Precise dating of geologic samples that mark the extinction 250 million years ago show that the massive die-off occurred about the same time a volcanic eruption blanketed Siberia with lava and filled the global sky with chemicals, scientists report today in the journal Science.
"We have been able to put a very precise date on the extinction boundary [formation], something that has not been done before," said Mark Richards, a UC Berkeley professor of geophysics and co-author of the study.
The date of that extinction, which marks the shift from the Permian to Triassic period, was the same, within a few thousand years, as the Siberian eruptions. Richard said basalt lava poured out of fissures in Siberia and flowed like scorching cookie dough across thousands of square miles. Up to a cubic mile of lava belched out annually for about a million years, he said.
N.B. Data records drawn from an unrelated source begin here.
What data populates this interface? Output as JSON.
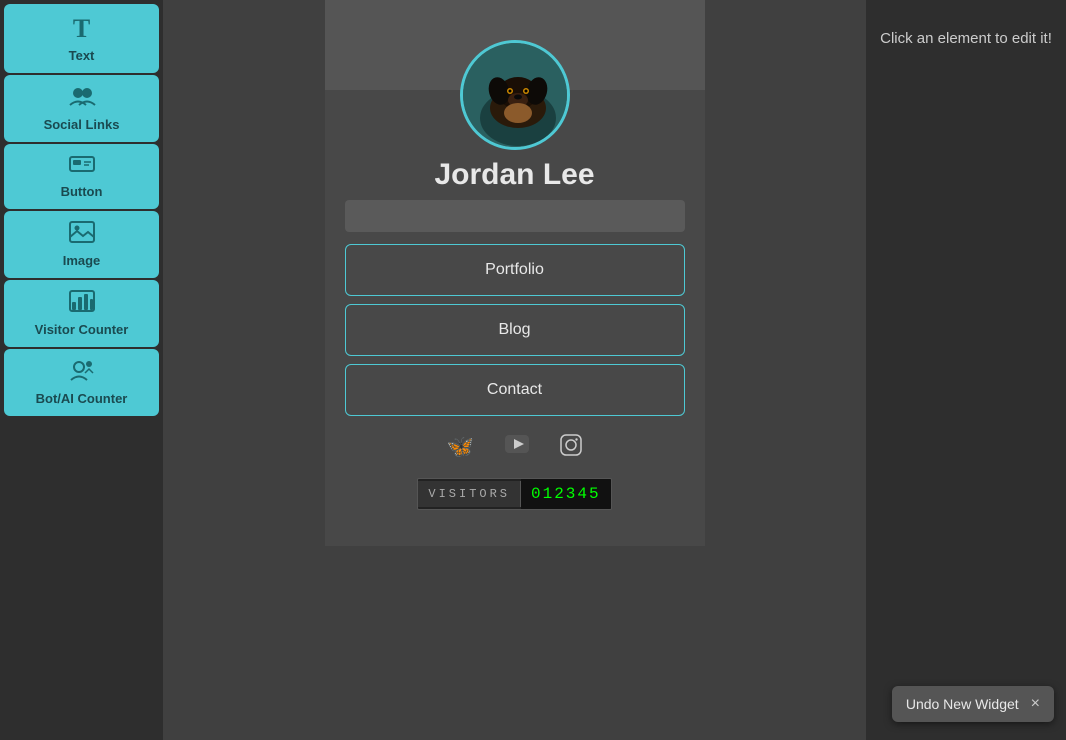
{
  "sidebar": {
    "items": [
      {
        "id": "text",
        "label": "Text",
        "icon": "T",
        "icon_type": "letter"
      },
      {
        "id": "social-links",
        "label": "Social Links",
        "icon": "👥",
        "icon_type": "emoji"
      },
      {
        "id": "button",
        "label": "Button",
        "icon": "🖥",
        "icon_type": "emoji"
      },
      {
        "id": "image",
        "label": "Image",
        "icon": "🖼",
        "icon_type": "emoji"
      },
      {
        "id": "visitor-counter",
        "label": "Visitor Counter",
        "icon": "📊",
        "icon_type": "emoji"
      },
      {
        "id": "bot-ai-counter",
        "label": "Bot/AI Counter",
        "icon": "👤",
        "icon_type": "emoji"
      }
    ]
  },
  "profile": {
    "name": "Jordan Lee",
    "buttons": [
      {
        "label": "Portfolio"
      },
      {
        "label": "Blog"
      },
      {
        "label": "Contact"
      }
    ],
    "social_icons": [
      {
        "name": "butterfly",
        "glyph": "🦋"
      },
      {
        "name": "youtube",
        "glyph": "▶"
      },
      {
        "name": "instagram",
        "glyph": "📷"
      }
    ]
  },
  "visitor_counter": {
    "label": "VISITORS",
    "count": "012345"
  },
  "right_panel": {
    "hint": "Click an element to edit it!"
  },
  "undo_toast": {
    "label": "Undo New Widget",
    "close_label": "×"
  }
}
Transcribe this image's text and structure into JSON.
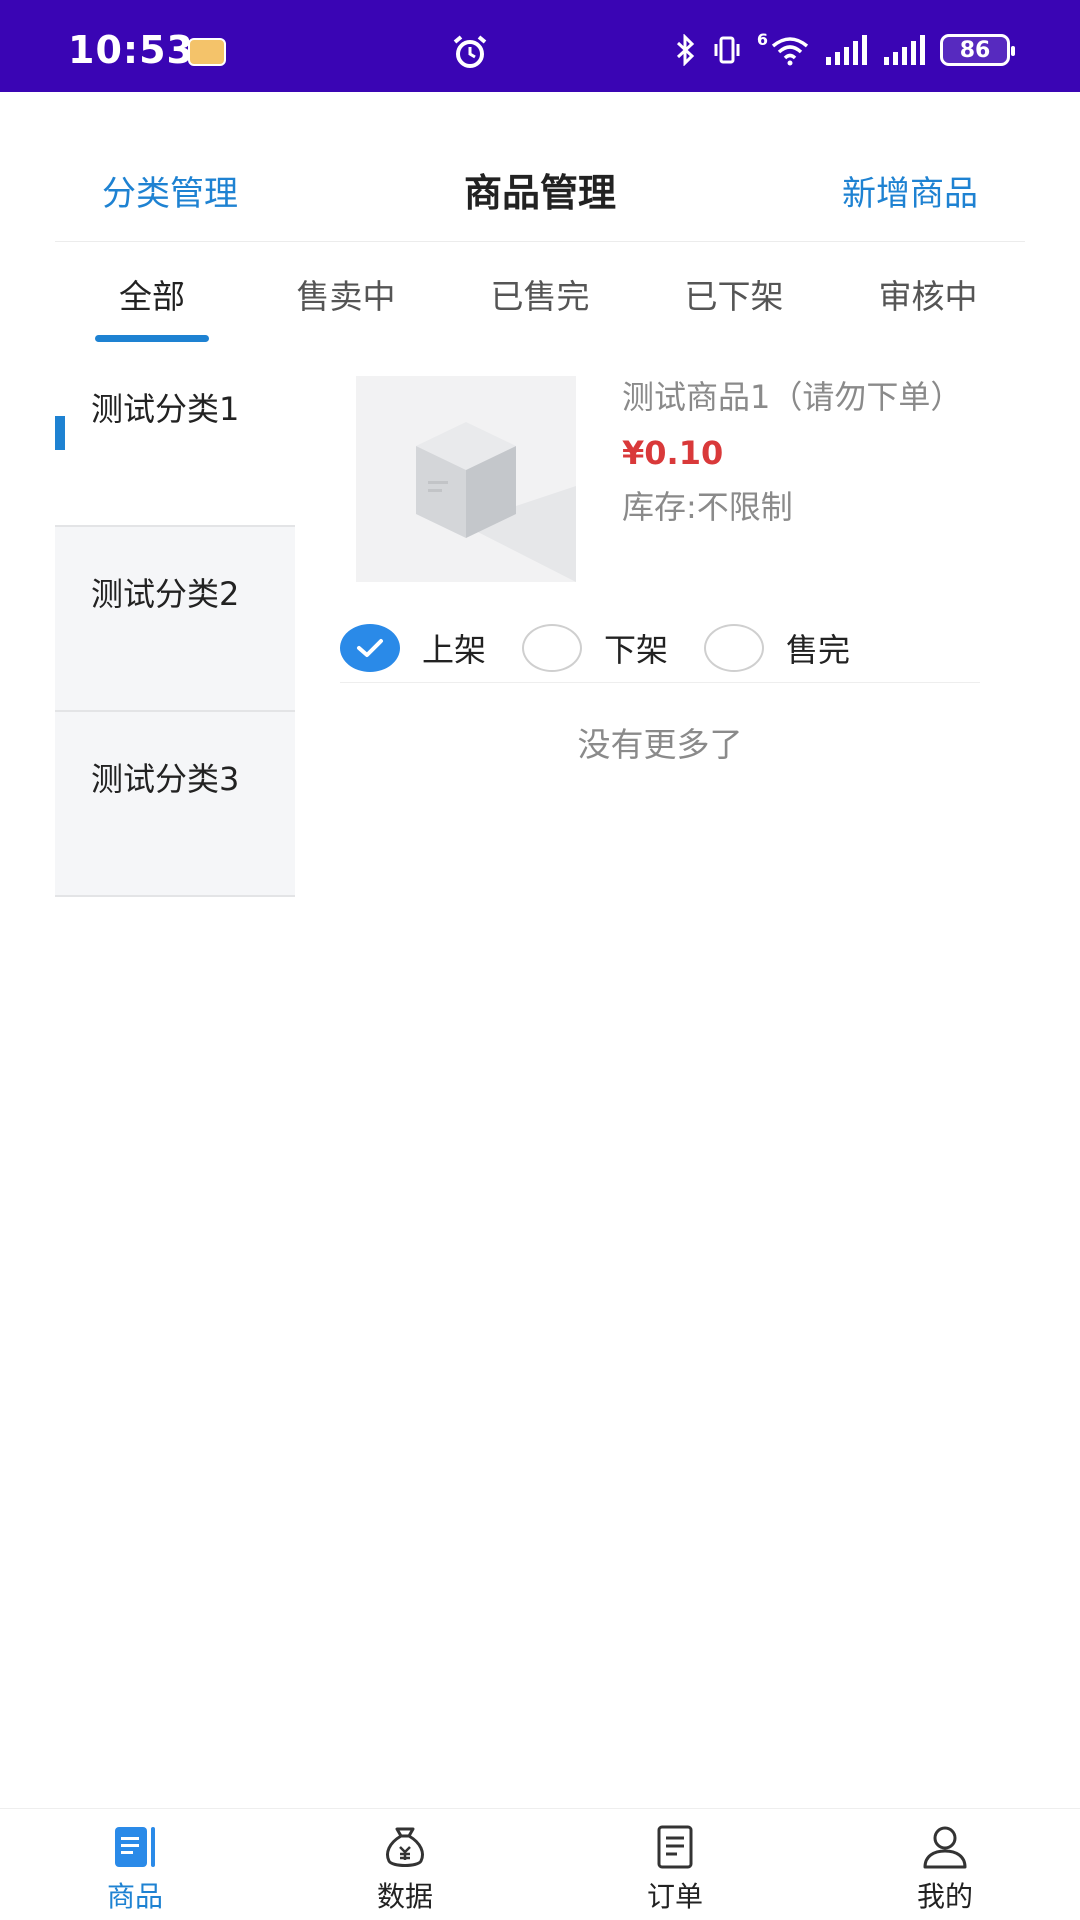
{
  "status_bar": {
    "time": "10:53",
    "network_badge": "6",
    "battery": "86"
  },
  "header": {
    "left_action": "分类管理",
    "title": "商品管理",
    "right_action": "新增商品"
  },
  "tabs": [
    {
      "label": "全部",
      "active": true
    },
    {
      "label": "售卖中",
      "active": false
    },
    {
      "label": "已售完",
      "active": false
    },
    {
      "label": "已下架",
      "active": false
    },
    {
      "label": "审核中",
      "active": false
    }
  ],
  "categories": [
    {
      "label": "测试分类1",
      "active": true
    },
    {
      "label": "测试分类2",
      "active": false
    },
    {
      "label": "测试分类3",
      "active": false
    }
  ],
  "product": {
    "name": "测试商品1（请勿下单）",
    "price": "¥0.10",
    "stock": "库存:不限制",
    "status_options": [
      {
        "label": "上架",
        "checked": true
      },
      {
        "label": "下架",
        "checked": false
      },
      {
        "label": "售完",
        "checked": false
      }
    ]
  },
  "list_end_text": "没有更多了",
  "bottom_nav": [
    {
      "label": "商品",
      "icon": "goods-icon",
      "active": true
    },
    {
      "label": "数据",
      "icon": "money-bag-icon",
      "active": false
    },
    {
      "label": "订单",
      "icon": "order-icon",
      "active": false
    },
    {
      "label": "我的",
      "icon": "profile-icon",
      "active": false
    }
  ],
  "colors": {
    "status_bar": "#3a05b4",
    "accent": "#1e82d2",
    "price": "#d9393a",
    "checked_radio": "#2a8ae8"
  }
}
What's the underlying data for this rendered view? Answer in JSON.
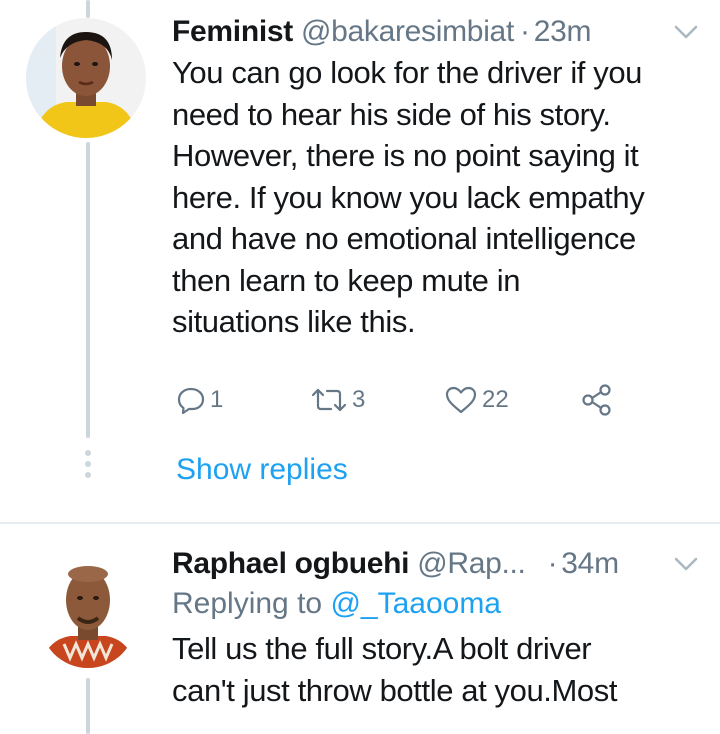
{
  "tweet1": {
    "name": "Feminist",
    "handle": "@bakaresimbiat",
    "separator": "·",
    "time": "23m",
    "text_lines": [
      "You can go look for the driver if you",
      "need to hear his side of his story.",
      "However, there is no point saying it",
      "here. If you know you lack empathy",
      "and have no emotional intelligence",
      "then learn to keep mute in",
      "situations like this."
    ],
    "actions": {
      "reply_count": "1",
      "retweet_count": "3",
      "like_count": "22"
    },
    "show_replies": "Show replies"
  },
  "tweet2": {
    "name": "Raphael ogbuehi",
    "handle": "@Rap...",
    "separator": "·",
    "time": "34m",
    "replying_prefix": "Replying to",
    "replying_handle": "@_Taaooma",
    "text_lines": [
      "Tell us the full story.A bolt driver",
      "can't just throw bottle at you.Most"
    ]
  },
  "colors": {
    "link_blue": "#1da1f2",
    "meta_gray": "#657786",
    "thread_line": "#ccd6dd",
    "divider": "#e6ecf0"
  },
  "icons": [
    "reply-icon",
    "retweet-icon",
    "like-icon",
    "share-icon",
    "chevron-down-icon"
  ]
}
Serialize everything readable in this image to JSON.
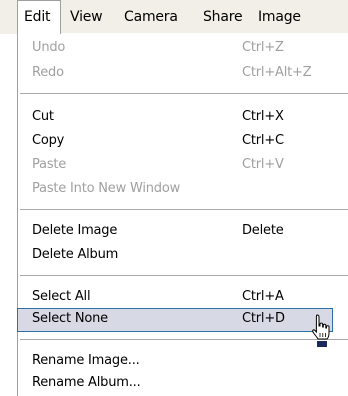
{
  "menubar": {
    "items": [
      "Edit",
      "View",
      "Camera",
      "Share",
      "Image"
    ],
    "active": "Edit"
  },
  "menu": {
    "undo": {
      "label": "Undo",
      "shortcut": "Ctrl+Z",
      "enabled": false
    },
    "redo": {
      "label": "Redo",
      "shortcut": "Ctrl+Alt+Z",
      "enabled": false
    },
    "cut": {
      "label": "Cut",
      "shortcut": "Ctrl+X",
      "enabled": true
    },
    "copy": {
      "label": "Copy",
      "shortcut": "Ctrl+C",
      "enabled": true
    },
    "paste": {
      "label": "Paste",
      "shortcut": "Ctrl+V",
      "enabled": false
    },
    "paste_new_window": {
      "label": "Paste Into New Window",
      "enabled": false
    },
    "delete_image": {
      "label": "Delete Image",
      "shortcut": "Delete",
      "enabled": true
    },
    "delete_album": {
      "label": "Delete Album",
      "enabled": true
    },
    "select_all": {
      "label": "Select All",
      "shortcut": "Ctrl+A",
      "enabled": true
    },
    "select_none": {
      "label": "Select None",
      "shortcut": "Ctrl+D",
      "enabled": true,
      "highlighted": true
    },
    "rename_image": {
      "label": "Rename Image...",
      "enabled": true
    },
    "rename_album": {
      "label": "Rename Album...",
      "enabled": true
    }
  },
  "colors": {
    "menubar_bg": "#f1efe7",
    "highlight_bg": "#d7d9e5",
    "highlight_border": "#2f6fa8",
    "disabled_text": "#a0a0a0"
  },
  "cursor_icon": "hand-pointer-icon"
}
Paul Renne, director of the Berkeley Geochronology Center and a co-author, said the extreme volcanic activity may have set off events that killed 90% of all marine species and 70% of all land vertebrates, along with most of the terrestrial plant life.
"In extreme cases such as this one, volcanoes in and of themselves appear to be sufficient to wipe out life on the planet," Renne said in a statement.
The Permian die-off has been described by paleontologist Stephen Jay Gould as "the granddaddy of all extinctions"--far more deadly than the events that killed the dinosaurs 65 million years ago.
Animals killed in the Permian extinction were less well-known than the dinosaurs. The victims were such creatures as clams, sponges and trilobites, a type of armored sea animal.
The dinosaur extinction has been associated with the collision on Earth of a massive meteor or comet. But a huge volcanic eruption occurred about the same time, forming a deposit in India called the Deccan traps.